Title: Cold Hardiness of Green Ash Nursery Trees is Influenced by Nitrogen Fertilizer Type and Rate

item Scagel, Carolyn

Submitted to: HortScience
Publication Type: Abstract Only
Publication Acceptance Date: 2/13/2008
Publication Date: 7/1/2008
Citation: Scagel, C.F., Regan, R.P., Bi, G., Hummel, R. 2008. Cold hardiness of green ash nursery trees is influenced by nitrogen fertilizer type and rate. HortScience. 43:1264.

Interpretive Summary:

Technical Abstract: Tip dieback and bud death in the spring can decrease salability and growth of nursery trees of green ash (Fraxinus pennsylvanica ‘Summit’). For some species, tip dieback in the spring is correlated with low nitrogen (N) reserves in trees; however, application of nitrogen (N) fertilizers late in the growing season can decrease cold hardiness of buds and stems.
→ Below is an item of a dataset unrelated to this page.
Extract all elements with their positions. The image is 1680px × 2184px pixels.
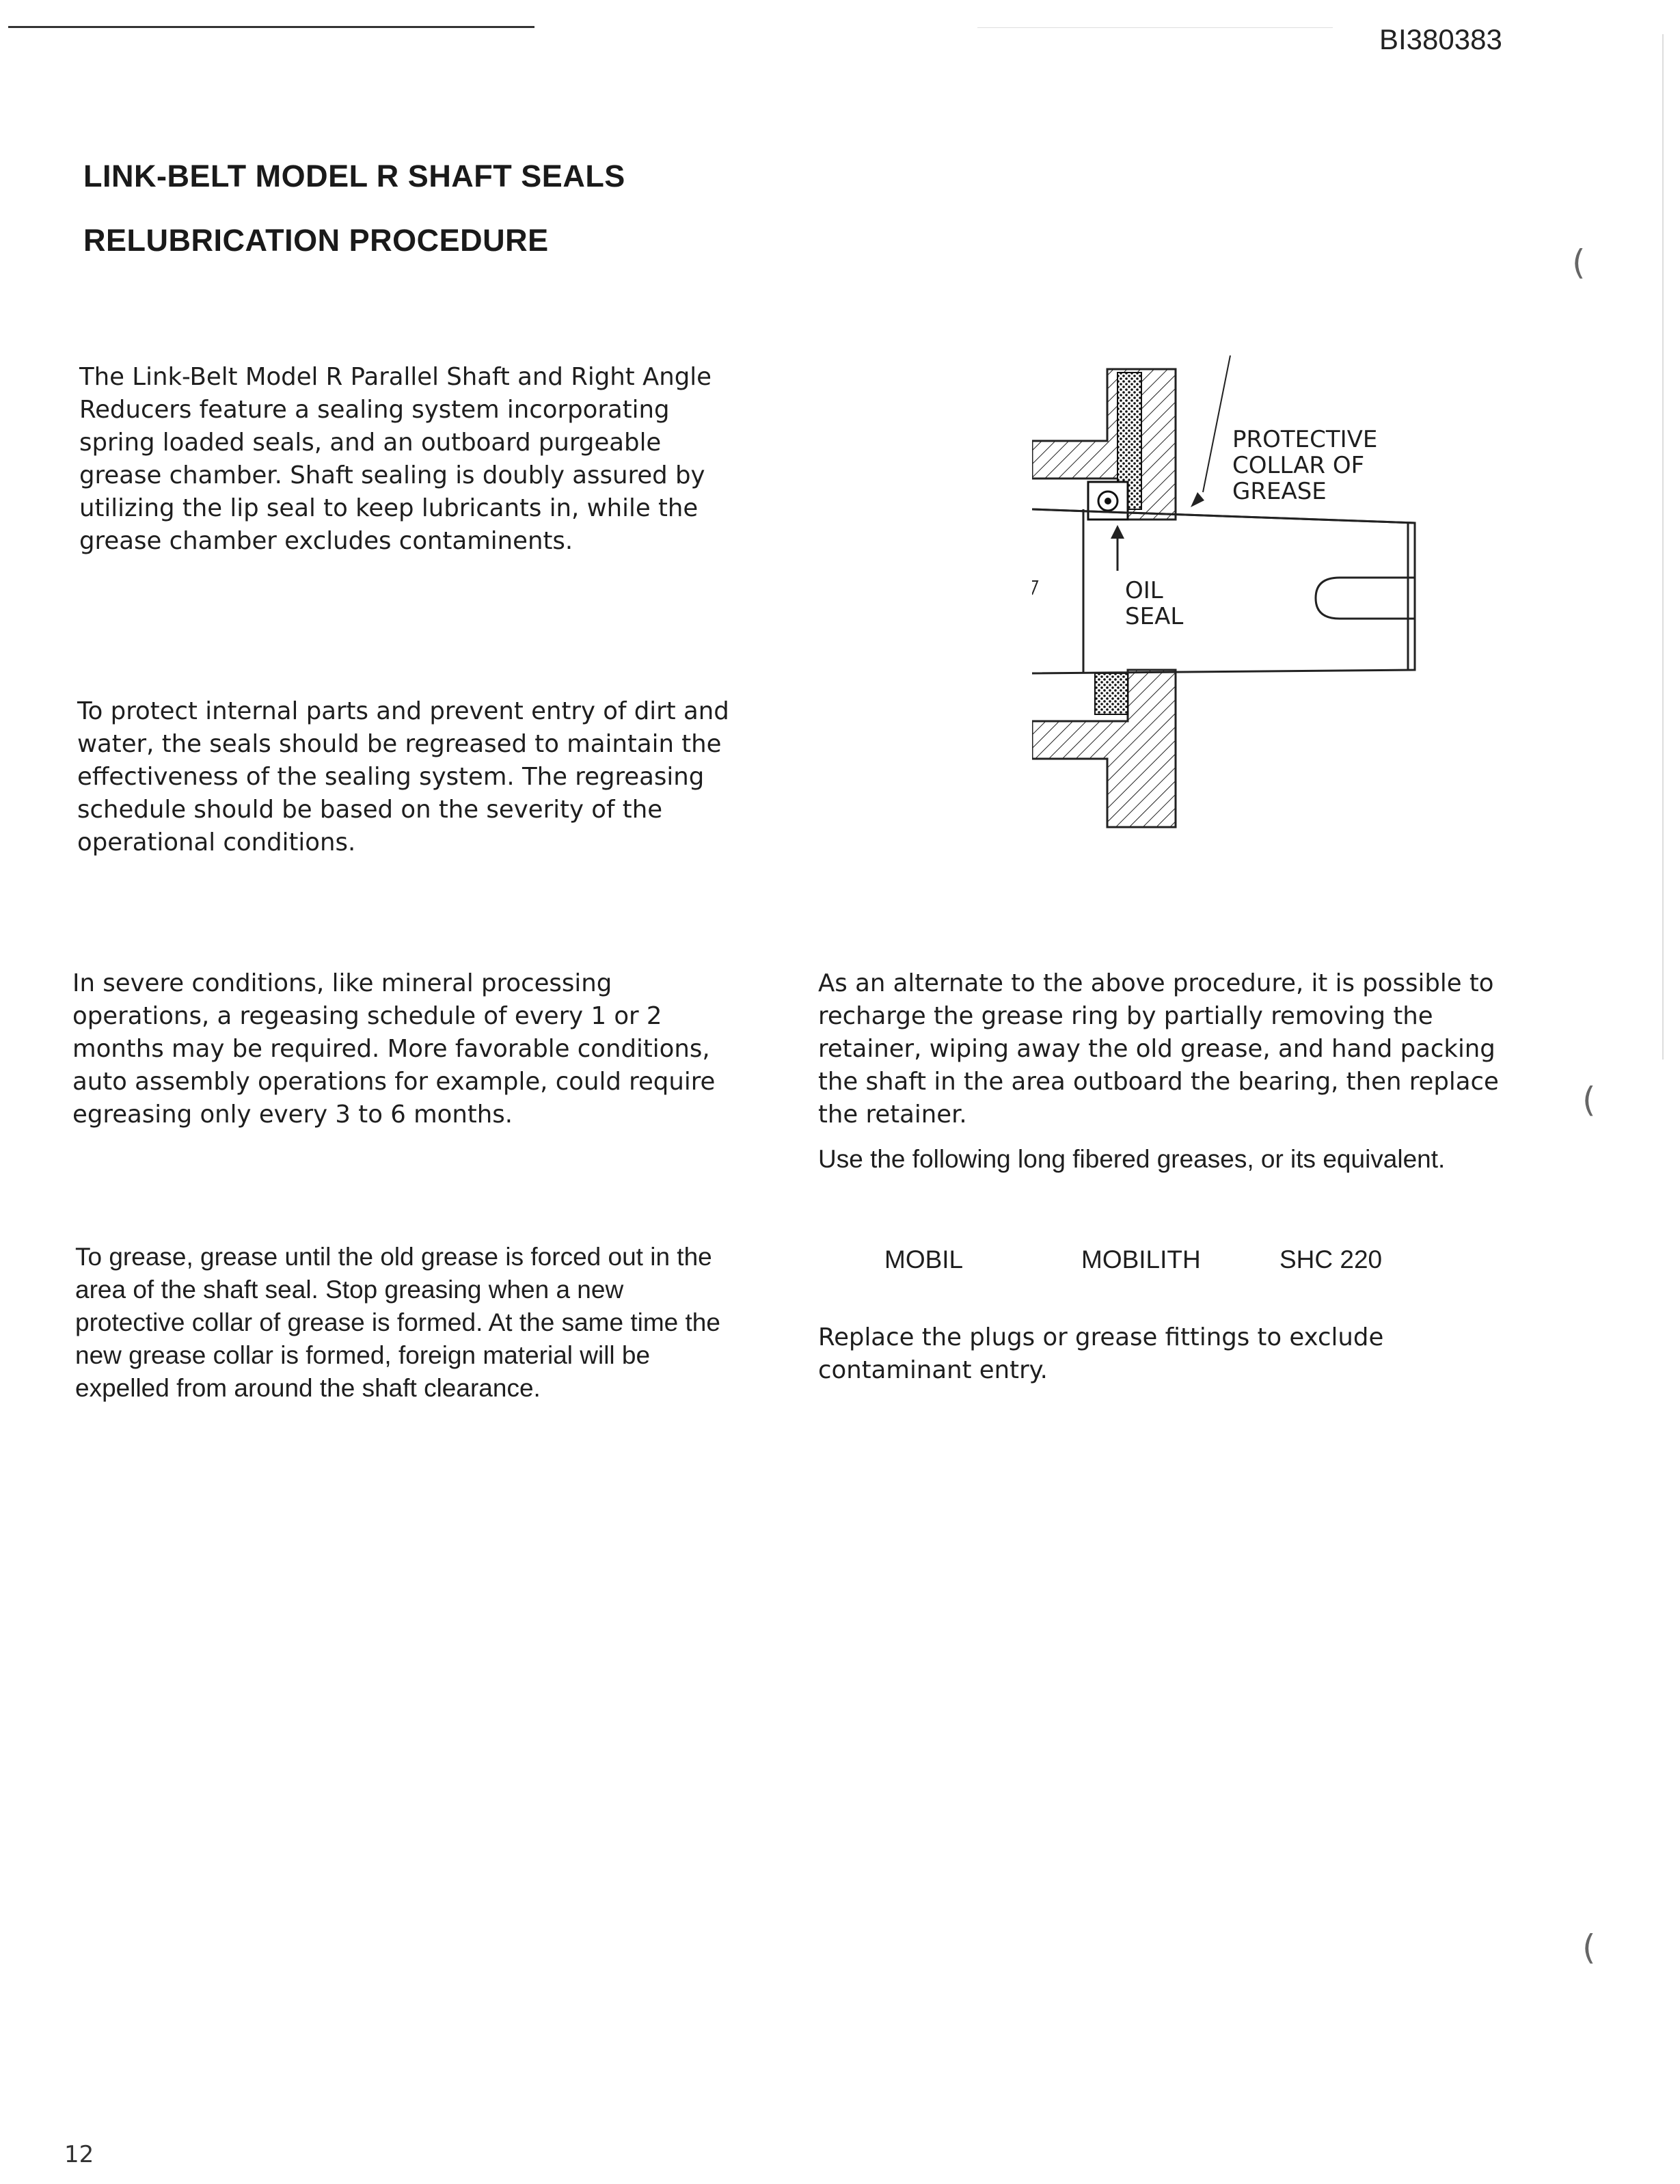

To determine whether N status of green ash in the autumn influences tip dieback during the following spring, one-year-old whips of green ash were grown in 2005 with different rates of N from urea formaldehyde (UF) or with a controlled release fertilizer (CRF) during the growing season and leaves sprayed or not with urea in the autumn. Trees with low N content grew less in the spring of 2006 but stem and bud necrosis was more prevalent on trees grown at the highest N rate. Additionally, plants grown with CRF had more bud failure in the spring compared to plants grown with a similar N rate from UF. To determine whether the form of N fertilizer influences tip die back, trees of green ash were grown during 2006 with different rates of N from either UF or CRF. The influence of N rate and type on cold tolerance of shoots and buds was evaluated in the autumn and winter. Both fertilizer type and rate influenced the level of cold tolerance. This was especially evident in mid-winter hardiness levels of both the shoots and buds and during the de-acclimation period in February. There was a strong positive relationship between the N concentration of all plant tissues (shoots and roots) and the lowest survival temperatures of both stems and buds; however, stems and buds of plants fertilized with UF were generally more cold tolerant than stems and buds on plants fertilized with ammonium nitrate. Our results indicate that trees at a similar N status can withstand different levels of cold depending on the type or form of fertilizer used during production.